For the contents of this book are of more than historical interest to us today. They are still vital.

So much of what Frank Anstey wrote 30 years ago has been corroborated by the passage of time that we can well read again the last page:

"During the early part of 1919 President Wilson rose up and said: I want to utter a solemn warning. Great tides of the world do not give notice that they are going to rise and run—they rise in their majesty and might and those who stand in their way are overwhelmed.
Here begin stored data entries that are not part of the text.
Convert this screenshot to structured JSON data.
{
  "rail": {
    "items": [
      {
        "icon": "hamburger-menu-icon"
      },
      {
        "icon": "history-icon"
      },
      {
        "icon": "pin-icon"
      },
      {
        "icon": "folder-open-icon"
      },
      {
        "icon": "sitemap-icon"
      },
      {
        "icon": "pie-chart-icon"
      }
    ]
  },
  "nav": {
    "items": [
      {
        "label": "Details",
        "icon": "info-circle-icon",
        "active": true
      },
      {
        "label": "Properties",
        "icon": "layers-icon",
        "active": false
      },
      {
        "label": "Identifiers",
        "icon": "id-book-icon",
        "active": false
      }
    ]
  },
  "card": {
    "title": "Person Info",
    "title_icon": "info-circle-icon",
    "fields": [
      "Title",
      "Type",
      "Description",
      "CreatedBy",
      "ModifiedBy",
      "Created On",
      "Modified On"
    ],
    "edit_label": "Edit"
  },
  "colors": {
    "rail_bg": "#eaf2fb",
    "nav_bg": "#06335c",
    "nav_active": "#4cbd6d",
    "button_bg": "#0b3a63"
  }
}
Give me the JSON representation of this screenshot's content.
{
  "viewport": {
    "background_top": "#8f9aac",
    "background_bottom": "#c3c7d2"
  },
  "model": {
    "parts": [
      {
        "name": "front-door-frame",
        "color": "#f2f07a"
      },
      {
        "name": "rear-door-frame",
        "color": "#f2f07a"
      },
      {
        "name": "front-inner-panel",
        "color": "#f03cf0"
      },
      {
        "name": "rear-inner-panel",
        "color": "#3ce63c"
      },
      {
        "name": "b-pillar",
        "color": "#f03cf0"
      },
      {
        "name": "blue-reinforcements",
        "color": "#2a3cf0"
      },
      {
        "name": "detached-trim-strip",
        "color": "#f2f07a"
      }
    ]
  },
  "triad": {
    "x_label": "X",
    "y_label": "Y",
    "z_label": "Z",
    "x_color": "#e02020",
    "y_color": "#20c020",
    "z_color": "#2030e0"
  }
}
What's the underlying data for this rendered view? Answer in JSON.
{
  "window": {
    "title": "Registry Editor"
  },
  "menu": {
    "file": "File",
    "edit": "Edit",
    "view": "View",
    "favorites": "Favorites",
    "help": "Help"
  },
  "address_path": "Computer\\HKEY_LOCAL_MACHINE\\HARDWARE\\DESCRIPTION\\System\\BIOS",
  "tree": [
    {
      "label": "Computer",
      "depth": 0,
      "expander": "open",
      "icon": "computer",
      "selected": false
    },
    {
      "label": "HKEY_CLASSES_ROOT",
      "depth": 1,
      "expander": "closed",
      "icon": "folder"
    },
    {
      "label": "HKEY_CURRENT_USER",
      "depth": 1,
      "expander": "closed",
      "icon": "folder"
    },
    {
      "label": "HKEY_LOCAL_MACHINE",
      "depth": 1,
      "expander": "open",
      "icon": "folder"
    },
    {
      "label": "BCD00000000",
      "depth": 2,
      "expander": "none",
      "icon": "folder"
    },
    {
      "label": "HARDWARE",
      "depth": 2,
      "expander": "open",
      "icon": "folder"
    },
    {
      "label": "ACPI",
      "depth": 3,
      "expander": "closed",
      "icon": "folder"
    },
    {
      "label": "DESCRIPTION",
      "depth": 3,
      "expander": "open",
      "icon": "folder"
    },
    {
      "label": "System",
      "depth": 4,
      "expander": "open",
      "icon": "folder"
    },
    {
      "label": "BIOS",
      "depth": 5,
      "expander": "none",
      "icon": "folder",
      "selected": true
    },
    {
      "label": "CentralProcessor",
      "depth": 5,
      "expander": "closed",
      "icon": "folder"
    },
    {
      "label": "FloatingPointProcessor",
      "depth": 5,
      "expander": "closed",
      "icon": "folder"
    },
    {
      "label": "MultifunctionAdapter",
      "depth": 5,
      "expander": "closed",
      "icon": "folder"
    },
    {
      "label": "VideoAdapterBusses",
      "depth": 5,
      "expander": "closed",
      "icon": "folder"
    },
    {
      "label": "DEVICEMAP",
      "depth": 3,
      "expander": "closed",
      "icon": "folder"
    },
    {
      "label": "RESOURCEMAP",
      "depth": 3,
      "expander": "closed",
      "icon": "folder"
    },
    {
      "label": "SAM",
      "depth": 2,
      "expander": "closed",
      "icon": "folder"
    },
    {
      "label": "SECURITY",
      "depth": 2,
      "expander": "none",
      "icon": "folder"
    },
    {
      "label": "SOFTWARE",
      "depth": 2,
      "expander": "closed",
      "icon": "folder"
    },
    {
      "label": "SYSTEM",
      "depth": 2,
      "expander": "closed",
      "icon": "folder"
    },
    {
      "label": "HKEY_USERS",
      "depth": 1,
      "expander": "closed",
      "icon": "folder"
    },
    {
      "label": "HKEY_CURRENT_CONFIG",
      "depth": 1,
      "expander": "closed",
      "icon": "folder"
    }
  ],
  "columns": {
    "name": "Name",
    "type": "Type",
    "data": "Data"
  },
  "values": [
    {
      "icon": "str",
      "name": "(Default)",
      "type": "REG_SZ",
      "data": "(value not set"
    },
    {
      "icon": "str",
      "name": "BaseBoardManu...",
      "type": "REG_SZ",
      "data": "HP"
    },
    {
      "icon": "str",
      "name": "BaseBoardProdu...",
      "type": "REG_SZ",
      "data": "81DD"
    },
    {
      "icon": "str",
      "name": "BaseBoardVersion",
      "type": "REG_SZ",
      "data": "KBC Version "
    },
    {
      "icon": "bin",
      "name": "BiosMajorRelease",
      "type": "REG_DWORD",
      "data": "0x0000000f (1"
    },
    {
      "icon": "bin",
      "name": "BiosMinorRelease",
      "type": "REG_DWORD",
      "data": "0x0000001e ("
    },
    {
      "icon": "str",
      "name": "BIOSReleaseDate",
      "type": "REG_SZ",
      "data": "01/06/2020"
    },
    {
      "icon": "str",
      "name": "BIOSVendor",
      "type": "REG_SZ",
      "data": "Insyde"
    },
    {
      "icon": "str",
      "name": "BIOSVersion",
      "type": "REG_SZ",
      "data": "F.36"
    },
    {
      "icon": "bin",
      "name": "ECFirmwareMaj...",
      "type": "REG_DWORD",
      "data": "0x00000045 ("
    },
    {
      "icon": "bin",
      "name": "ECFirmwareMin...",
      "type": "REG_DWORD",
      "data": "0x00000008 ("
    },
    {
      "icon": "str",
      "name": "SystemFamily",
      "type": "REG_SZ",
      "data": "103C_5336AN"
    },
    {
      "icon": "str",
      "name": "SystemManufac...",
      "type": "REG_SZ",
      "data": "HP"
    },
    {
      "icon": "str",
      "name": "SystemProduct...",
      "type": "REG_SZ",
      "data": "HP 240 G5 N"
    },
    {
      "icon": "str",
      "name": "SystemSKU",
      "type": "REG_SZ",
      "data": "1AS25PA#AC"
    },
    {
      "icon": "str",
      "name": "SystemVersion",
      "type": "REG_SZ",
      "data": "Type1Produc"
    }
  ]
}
If we cannot now . . . see how to regulate the affairs of the world . . . there will be no hope and therefore no mercy.'

"But this coming struggle will be different in its manner, character, and purpose from anything previous. No longer undisciplined mobs but masses disciplined by war will give a practical application to Lloyd George's 'success in proportion to audacity'. Centuries old, obsolete, out-of-date machinery of centralised bureaucratic authority will go with a crash. In its place will come machinery adapted to modern needs. It will be there where the people live, where they can watch its operation. All power' in its scope, the right of each locality to work out its salvation, lands, homes and industries, local action, direct action, action quick and on the spot; emulation, stimulation, rivalry, and efforts to the common good, the fore- most are beaten to the backward. The national directory will function for purposes which the localities cannot handle. Banks will function for the people. Finance will be the handmaid of industry—not its master. Security will give the right to currency!—not the whims and wills of a predatory clique. The impatient world will wait no longer. The frail-ties of men, the soul-pawning for the prestige of an hour, the desertions of the timid, of the Iscariots for cash, will furnish no despondency. They will count as part of the inevitable loss in the battle-line.

"Capitalism listens with quaking soul to the drum-beats of the armies of revolution. Those beats grow louder—they draw nearer and nearer."